The bonnet I made, is the rainbow one: the other is the one I used for inspiration and a guide. I don't know what the sizing is on these: all I know is that they JUST BARELY fit my 3 1/2 year old, who wasn't extremely happy to have them on her head. So maybe they'll fit as little as a 1-year-old? I really haven't the foggiest.
I started with a circle. Well, half a circle. Anyway, the thing has a diameter of about 12", except for a little bit on one edge, where I wanted to make the hem at the back of the neck. I think that it's not necessary, to add the bit that juts out from the circle, but I added it anyway. The bit that juts out, is about 1/2" to 3/4" deep. I cut out ONE of this pattern piece, after folding the fabric in half where you see the arrows saying Cut on Fold.

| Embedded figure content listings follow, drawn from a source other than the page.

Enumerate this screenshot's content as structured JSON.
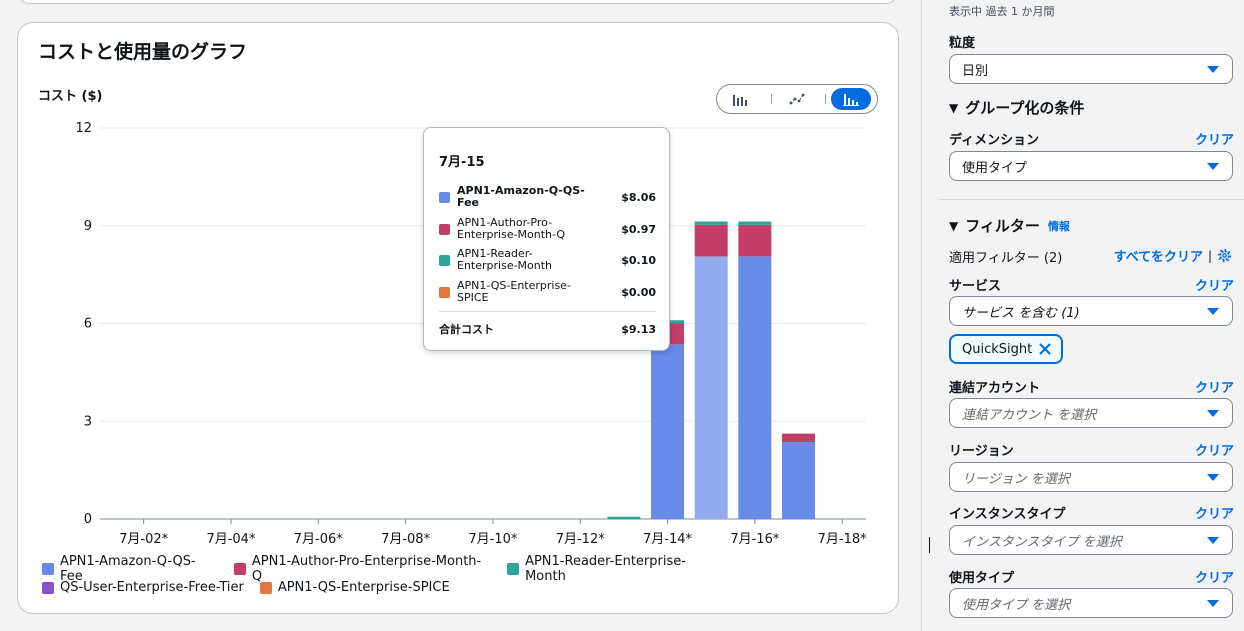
{
  "chart_card": {
    "title": "コストと使用量のグラフ",
    "ylabel": "コスト ($)"
  },
  "view_toggle": {
    "icons": [
      "bar-chart-icon",
      "line-chart-icon",
      "stacked-bar-chart-icon"
    ],
    "active": "stacked-bar-chart-icon"
  },
  "colors": {
    "amazon_q": "#688ae8",
    "amazon_q_highlight": "#94abee",
    "author_pro": "#c33d69",
    "reader": "#2ea597",
    "qs_user_free": "#8456ce",
    "spice": "#e07941",
    "grid": "#e9ebed",
    "accent": "#006ce0"
  },
  "chart_data": {
    "type": "bar",
    "stacked": true,
    "ylim": [
      0,
      12
    ],
    "yticks": [
      0,
      3,
      6,
      9,
      12
    ],
    "title": "コストと使用量のグラフ",
    "ylabel": "コスト ($)",
    "xlabel": "",
    "tick_labels": [
      "7月-02*",
      "7月-04*",
      "7月-06*",
      "7月-08*",
      "7月-10*",
      "7月-12*",
      "7月-14*",
      "7月-16*",
      "7月-18*"
    ],
    "tick_positions": [
      2,
      4,
      6,
      8,
      10,
      12,
      14,
      16,
      18
    ],
    "x_range": [
      1,
      18.5
    ],
    "highlighted_x": 15,
    "bars_x": [
      13,
      14,
      15,
      16,
      17
    ],
    "series": [
      {
        "name": "APN1-Amazon-Q-QS-Fee",
        "color_key": "amazon_q",
        "values": [
          0,
          5.36,
          8.06,
          8.06,
          2.36
        ]
      },
      {
        "name": "APN1-Author-Pro-Enterprise-Month-Q",
        "color_key": "author_pro",
        "values": [
          0,
          0.64,
          0.97,
          0.97,
          0.26
        ]
      },
      {
        "name": "APN1-Reader-Enterprise-Month",
        "color_key": "reader",
        "values": [
          0.07,
          0.1,
          0.1,
          0.1,
          0.0
        ]
      },
      {
        "name": "QS-User-Enterprise-Free-Tier",
        "color_key": "qs_user_free",
        "values": [
          0,
          0,
          0,
          0,
          0
        ]
      },
      {
        "name": "APN1-QS-Enterprise-SPICE",
        "color_key": "spice",
        "values": [
          0,
          0,
          0,
          0,
          0
        ]
      }
    ],
    "legend": [
      [
        "APN1-Amazon-Q-QS-Fee",
        "APN1-Author-Pro-Enterprise-Month-Q",
        "APN1-Reader-Enterprise-Month"
      ],
      [
        "QS-User-Enterprise-Free-Tier",
        "APN1-QS-Enterprise-SPICE"
      ]
    ],
    "legend_placement": "bottom"
  },
  "tooltip": {
    "title": "7月-15",
    "rows": [
      {
        "name": "APN1-Amazon-Q-QS-Fee",
        "value": "$8.06",
        "color_key": "amazon_q",
        "bold": true
      },
      {
        "name": "APN1-Author-Pro-Enterprise-Month-Q",
        "value": "$0.97",
        "color_key": "author_pro",
        "bold": false
      },
      {
        "name": "APN1-Reader-Enterprise-Month",
        "value": "$0.10",
        "color_key": "reader",
        "bold": false
      },
      {
        "name": "APN1-QS-Enterprise-SPICE",
        "value": "$0.00",
        "color_key": "spice",
        "bold": false
      }
    ],
    "total_label": "合計コスト",
    "total_value": "$9.13"
  },
  "panel": {
    "date_range_text": "表示中 過去 1 か月間",
    "granularity": {
      "label": "粒度",
      "value": "日別"
    },
    "group_by": {
      "heading": "グループ化の条件",
      "dimension_label": "ディメンション",
      "clear": "クリア",
      "dimension_value": "使用タイプ"
    },
    "filters": {
      "heading": "フィルター",
      "info": "情報",
      "applied": "適用フィルター (2)",
      "clear_all": "すべてをクリア",
      "service": {
        "label": "サービス",
        "clear": "クリア",
        "value": "サービス を含む (1)",
        "token": "QuickSight"
      },
      "linked_account": {
        "label": "連結アカウント",
        "clear": "クリア",
        "placeholder": "連結アカウント を選択"
      },
      "region": {
        "label": "リージョン",
        "clear": "クリア",
        "placeholder": "リージョン を選択"
      },
      "instance_type": {
        "label": "インスタンスタイプ",
        "clear": "クリア",
        "placeholder": "インスタンスタイプ を選択"
      },
      "usage_type": {
        "label": "使用タイプ",
        "clear": "クリア",
        "placeholder": "使用タイプ を選択"
      }
    }
  }
}
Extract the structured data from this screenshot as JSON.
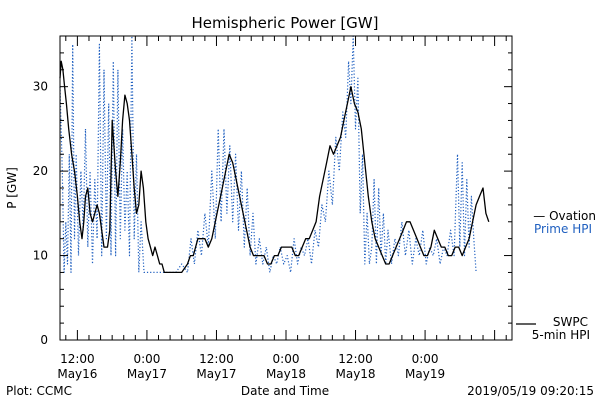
{
  "chart_data": {
    "type": "line",
    "title": "Hemispheric Power [GW]",
    "xlabel": "Date and Time",
    "ylabel": "P [GW]",
    "ylim": [
      0,
      36
    ],
    "yticks": [
      0,
      10,
      20,
      30
    ],
    "xlim_hours": [
      -3,
      75
    ],
    "xticks": [
      {
        "hour": 0,
        "time": "12:00",
        "date": "May16"
      },
      {
        "hour": 12,
        "time": "0:00",
        "date": "May17"
      },
      {
        "hour": 24,
        "time": "12:00",
        "date": "May17"
      },
      {
        "hour": 36,
        "time": "0:00",
        "date": "May18"
      },
      {
        "hour": 48,
        "time": "12:00",
        "date": "May18"
      },
      {
        "hour": 60,
        "time": "0:00",
        "date": "May19"
      }
    ],
    "series": [
      {
        "name": "Ovation Prime HPI",
        "label_lines": [
          "— Ovation",
          "Prime HPI"
        ],
        "color": "#2060c0",
        "style": "dotted",
        "points": [
          [
            -3,
            30
          ],
          [
            -2.6,
            20
          ],
          [
            -2.3,
            8
          ],
          [
            -2,
            14
          ],
          [
            -1.7,
            9
          ],
          [
            -1.4,
            22
          ],
          [
            -1.1,
            8
          ],
          [
            -0.8,
            35
          ],
          [
            -0.5,
            12
          ],
          [
            -0.2,
            22
          ],
          [
            0.2,
            10
          ],
          [
            0.6,
            20
          ],
          [
            1,
            13
          ],
          [
            1.4,
            25
          ],
          [
            1.8,
            11
          ],
          [
            2.2,
            20
          ],
          [
            2.6,
            9
          ],
          [
            3,
            19
          ],
          [
            3.4,
            12
          ],
          [
            3.8,
            35
          ],
          [
            4.2,
            10
          ],
          [
            4.6,
            32
          ],
          [
            5,
            12
          ],
          [
            5.4,
            28
          ],
          [
            5.8,
            10
          ],
          [
            6.2,
            33
          ],
          [
            6.6,
            10
          ],
          [
            7,
            32
          ],
          [
            7.4,
            12
          ],
          [
            7.8,
            25
          ],
          [
            8.2,
            13
          ],
          [
            8.6,
            20
          ],
          [
            9,
            10
          ],
          [
            9.4,
            36
          ],
          [
            9.8,
            12
          ],
          [
            10.2,
            22
          ],
          [
            10.6,
            8
          ],
          [
            11,
            14
          ],
          [
            11.5,
            8
          ],
          [
            12.5,
            8
          ],
          [
            14,
            8
          ],
          [
            15.5,
            8
          ],
          [
            17,
            8
          ],
          [
            18,
            9
          ],
          [
            19,
            8
          ],
          [
            19.6,
            12
          ],
          [
            20.2,
            9
          ],
          [
            20.8,
            13
          ],
          [
            21.4,
            10
          ],
          [
            22,
            15
          ],
          [
            22.6,
            11
          ],
          [
            23.2,
            20
          ],
          [
            23.8,
            12
          ],
          [
            24.3,
            25
          ],
          [
            24.8,
            14
          ],
          [
            25.3,
            25
          ],
          [
            25.8,
            15
          ],
          [
            26.3,
            23
          ],
          [
            26.8,
            14
          ],
          [
            27.3,
            22
          ],
          [
            27.8,
            13
          ],
          [
            28.3,
            20
          ],
          [
            28.8,
            11
          ],
          [
            29.3,
            18
          ],
          [
            29.8,
            10
          ],
          [
            30.3,
            15
          ],
          [
            30.8,
            9
          ],
          [
            31.4,
            12
          ],
          [
            32,
            9
          ],
          [
            32.6,
            11
          ],
          [
            33.2,
            8
          ],
          [
            33.8,
            10
          ],
          [
            34.4,
            9
          ],
          [
            35,
            11
          ],
          [
            35.6,
            9
          ],
          [
            36.2,
            10
          ],
          [
            36.8,
            8
          ],
          [
            37.4,
            12
          ],
          [
            38,
            9
          ],
          [
            38.6,
            11
          ],
          [
            39.2,
            10
          ],
          [
            39.8,
            12
          ],
          [
            40.4,
            9
          ],
          [
            41,
            13
          ],
          [
            41.6,
            11
          ],
          [
            42.2,
            16
          ],
          [
            42.8,
            14
          ],
          [
            43.4,
            20
          ],
          [
            44,
            16
          ],
          [
            44.6,
            24
          ],
          [
            45.2,
            20
          ],
          [
            45.8,
            27
          ],
          [
            46.3,
            24
          ],
          [
            46.8,
            33
          ],
          [
            47.2,
            28
          ],
          [
            47.6,
            36
          ],
          [
            48,
            25
          ],
          [
            48.4,
            31
          ],
          [
            48.8,
            15
          ],
          [
            49.2,
            22
          ],
          [
            49.6,
            9
          ],
          [
            50,
            15
          ],
          [
            50.4,
            9
          ],
          [
            50.8,
            11
          ],
          [
            51.2,
            19
          ],
          [
            51.6,
            9
          ],
          [
            52,
            18
          ],
          [
            52.4,
            10
          ],
          [
            52.8,
            15
          ],
          [
            53.2,
            9
          ],
          [
            53.6,
            13
          ],
          [
            54.2,
            9
          ],
          [
            54.8,
            12
          ],
          [
            55.4,
            10
          ],
          [
            56,
            14
          ],
          [
            56.6,
            10
          ],
          [
            57.2,
            13
          ],
          [
            57.8,
            9
          ],
          [
            58.4,
            12
          ],
          [
            59,
            10
          ],
          [
            59.6,
            13
          ],
          [
            60.2,
            9
          ],
          [
            60.8,
            11
          ],
          [
            61.4,
            10
          ],
          [
            62,
            12
          ],
          [
            62.6,
            9
          ],
          [
            63.2,
            11
          ],
          [
            63.8,
            10
          ],
          [
            64.4,
            13
          ],
          [
            65,
            10
          ],
          [
            65.6,
            22
          ],
          [
            66,
            11
          ],
          [
            66.4,
            21
          ],
          [
            66.8,
            10
          ],
          [
            67.2,
            19
          ],
          [
            67.6,
            11
          ],
          [
            68,
            17
          ],
          [
            68.4,
            12
          ],
          [
            68.8,
            8
          ]
        ]
      },
      {
        "name": "SWPC 5-min HPI",
        "label_lines": [
          "SWPC",
          "5-min HPI"
        ],
        "color": "#000000",
        "style": "solid",
        "points": [
          [
            -3,
            31
          ],
          [
            -2.8,
            33
          ],
          [
            -2.5,
            32
          ],
          [
            -2.2,
            30
          ],
          [
            -1.9,
            28
          ],
          [
            -1.5,
            25
          ],
          [
            -1,
            22
          ],
          [
            -0.5,
            20
          ],
          [
            0,
            17
          ],
          [
            0.4,
            14
          ],
          [
            0.8,
            12
          ],
          [
            1.1,
            14
          ],
          [
            1.4,
            17
          ],
          [
            1.8,
            18
          ],
          [
            2.2,
            15
          ],
          [
            2.6,
            14
          ],
          [
            3,
            15
          ],
          [
            3.4,
            16
          ],
          [
            3.8,
            15
          ],
          [
            4.2,
            13
          ],
          [
            4.6,
            11
          ],
          [
            5.2,
            11
          ],
          [
            5.6,
            13
          ],
          [
            6,
            26
          ],
          [
            6.3,
            23
          ],
          [
            6.6,
            20
          ],
          [
            7,
            17
          ],
          [
            7.4,
            21
          ],
          [
            7.8,
            26
          ],
          [
            8.2,
            29
          ],
          [
            8.6,
            28
          ],
          [
            9,
            26
          ],
          [
            9.4,
            22
          ],
          [
            9.8,
            18
          ],
          [
            10.2,
            15
          ],
          [
            10.6,
            16
          ],
          [
            11,
            20
          ],
          [
            11.4,
            18
          ],
          [
            11.8,
            14
          ],
          [
            12.2,
            12
          ],
          [
            12.6,
            11
          ],
          [
            13,
            10
          ],
          [
            13.4,
            11
          ],
          [
            13.8,
            10
          ],
          [
            14.2,
            9
          ],
          [
            14.6,
            9
          ],
          [
            15,
            8
          ],
          [
            16,
            8
          ],
          [
            17,
            8
          ],
          [
            18,
            8
          ],
          [
            19,
            9
          ],
          [
            19.5,
            10
          ],
          [
            20,
            10
          ],
          [
            20.4,
            11
          ],
          [
            20.8,
            12
          ],
          [
            21.4,
            12
          ],
          [
            22,
            12
          ],
          [
            22.6,
            11
          ],
          [
            23.2,
            12
          ],
          [
            23.8,
            14
          ],
          [
            24.4,
            16
          ],
          [
            25,
            18
          ],
          [
            25.6,
            20
          ],
          [
            26.2,
            22
          ],
          [
            26.8,
            21
          ],
          [
            27.4,
            19
          ],
          [
            28,
            17
          ],
          [
            28.6,
            15
          ],
          [
            29.2,
            13
          ],
          [
            29.8,
            11
          ],
          [
            30.4,
            10
          ],
          [
            31,
            10
          ],
          [
            31.6,
            10
          ],
          [
            32.2,
            10
          ],
          [
            32.8,
            9
          ],
          [
            33.4,
            9
          ],
          [
            34,
            10
          ],
          [
            34.6,
            10
          ],
          [
            35.2,
            11
          ],
          [
            35.8,
            11
          ],
          [
            36.4,
            11
          ],
          [
            37,
            11
          ],
          [
            37.6,
            10
          ],
          [
            38.2,
            10
          ],
          [
            38.8,
            11
          ],
          [
            39.4,
            12
          ],
          [
            40,
            12
          ],
          [
            40.6,
            13
          ],
          [
            41.2,
            14
          ],
          [
            41.8,
            17
          ],
          [
            42.4,
            19
          ],
          [
            43,
            21
          ],
          [
            43.6,
            23
          ],
          [
            44.2,
            22
          ],
          [
            44.8,
            23
          ],
          [
            45.4,
            24
          ],
          [
            46,
            26
          ],
          [
            46.6,
            28
          ],
          [
            47.2,
            30
          ],
          [
            47.8,
            28
          ],
          [
            48.4,
            27
          ],
          [
            49,
            25
          ],
          [
            49.6,
            21
          ],
          [
            50.2,
            17
          ],
          [
            50.8,
            14
          ],
          [
            51.4,
            12
          ],
          [
            52,
            11
          ],
          [
            52.6,
            10
          ],
          [
            53.2,
            9
          ],
          [
            53.8,
            9
          ],
          [
            54.4,
            10
          ],
          [
            55,
            11
          ],
          [
            55.6,
            12
          ],
          [
            56.2,
            13
          ],
          [
            56.8,
            14
          ],
          [
            57.4,
            14
          ],
          [
            58,
            13
          ],
          [
            58.6,
            12
          ],
          [
            59.2,
            11
          ],
          [
            59.8,
            10
          ],
          [
            60.4,
            10
          ],
          [
            61,
            11
          ],
          [
            61.6,
            13
          ],
          [
            62.2,
            12
          ],
          [
            62.8,
            11
          ],
          [
            63.4,
            11
          ],
          [
            64,
            10
          ],
          [
            64.6,
            10
          ],
          [
            65.2,
            11
          ],
          [
            65.8,
            11
          ],
          [
            66.4,
            10
          ],
          [
            67,
            11
          ],
          [
            67.6,
            12
          ],
          [
            68.2,
            14
          ],
          [
            68.8,
            16
          ],
          [
            69.4,
            17
          ],
          [
            70,
            18
          ],
          [
            70.5,
            15
          ],
          [
            71,
            14
          ]
        ]
      }
    ]
  },
  "footer": {
    "left": "Plot: CCMC",
    "right": "2019/05/19 09:20:15"
  }
}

Next, I made the brim. Or maybe I started with the brim and then did the hat part. But that's not important. The brim is easy. You'll have sort of a long half oval when you cut this out. I cut two pieces of fabric (again, folded in half where it's noted), and two of interfacing. I think if you used thick interfacing you could use just one layer, but I had fairly lightweight stuff.
Next, I added interfacing to the backside of each of the fabric pieces, for the brim, and sewed them together (fronts of fabric facing each other) except for a little gap that I used for turning it right side out. I used a 1/4" seam allowance. And then, of course, I turned it right side out and topstitched the whole thing. Oh and I clipped the corners and made little notches along the curves, before I turned it right side out.
After that, I created the back hem of the bonnet. I used the part of the back that juts out from the circle, and turned it on itself twice so I had a nice clean hem with no raw edges, and sewed. I had to go slowly, because well, it's rounded, and it's hard to hem rounded things! The whole thing looked more like Just A Circle, when I was done.
Then, the part I was dreading: gathering the part of the bonnet that attaches to the brim, and attaching it. I set my sewing machine to it's longest straight-stitch setting, and sewed around the raw edge of my circle piece, leaving longish thread tails on both ends. I sewed this line about 1/4" in from the edge of the fabric. (No backstitching!!) I pinned some places on both the bill AND the circle, so I would know I was gathering correctly. This is just like making a ruffle (a total pain in the rear, I say, but quick work because it's a small item, so I got over it). I pinned the middle, and then in quarters, so that there were three evenly spaced pins on the brim and the circle. Then I pulled one string on one end, til the circle was gathered to the right length on one side, and repeated it on the other side, distributing the gathers as needed, so it looked even and not patchy and weird. I did it sort of like this, but didn't think of doing more than one row of stitching... might have to try that next time!
Lay the ruffled edge on the straight edge of the brim, and PIN, PIN, PIN. Make sure when you turn it right side out, that the whole shebang looks right. Turn it right side out to make sure, before you sew. I had to unpin and redo, and can only imagine how mad I would have been if I had SEWN it wrong and had to do that whole step again. Now sew it together. I actually sewed two lines- one about 3/8" in, and one a little closer to the edge.
Add your ties. I made mine with the fabric I was using for the rest of the bonnet, but you could use wide ribbons too, if you wanted. I cut 3" wide strips of fabric and turned each edge to the middle, then folded them in half, so I ended up with ties that were 3/4" wide or so. (I can't remember how long they were, but probably 18" long or so- you can make them however long you like). These I sewed on to the inside of the bonnet where the brim and the neck hem met. I did a couple of lines of stitching to make sure it was secure.
Last: elastic. I used 3/8" wide braided elastic. It goes all the way across the neck opening, on the inside of the bonnet of course, right above the hem. I held it where it needed to go, and stretched it hard, while I did a straight-stitch along one edge of the elastic. Then I did the same thing on the other edge of the elastic. That makes it pretty, but you could probably also do a 3-step-zigzag stitch all the way down the elastic too, instead, if you wanted.
I don't mind if you make a million of these and sell them, by the way.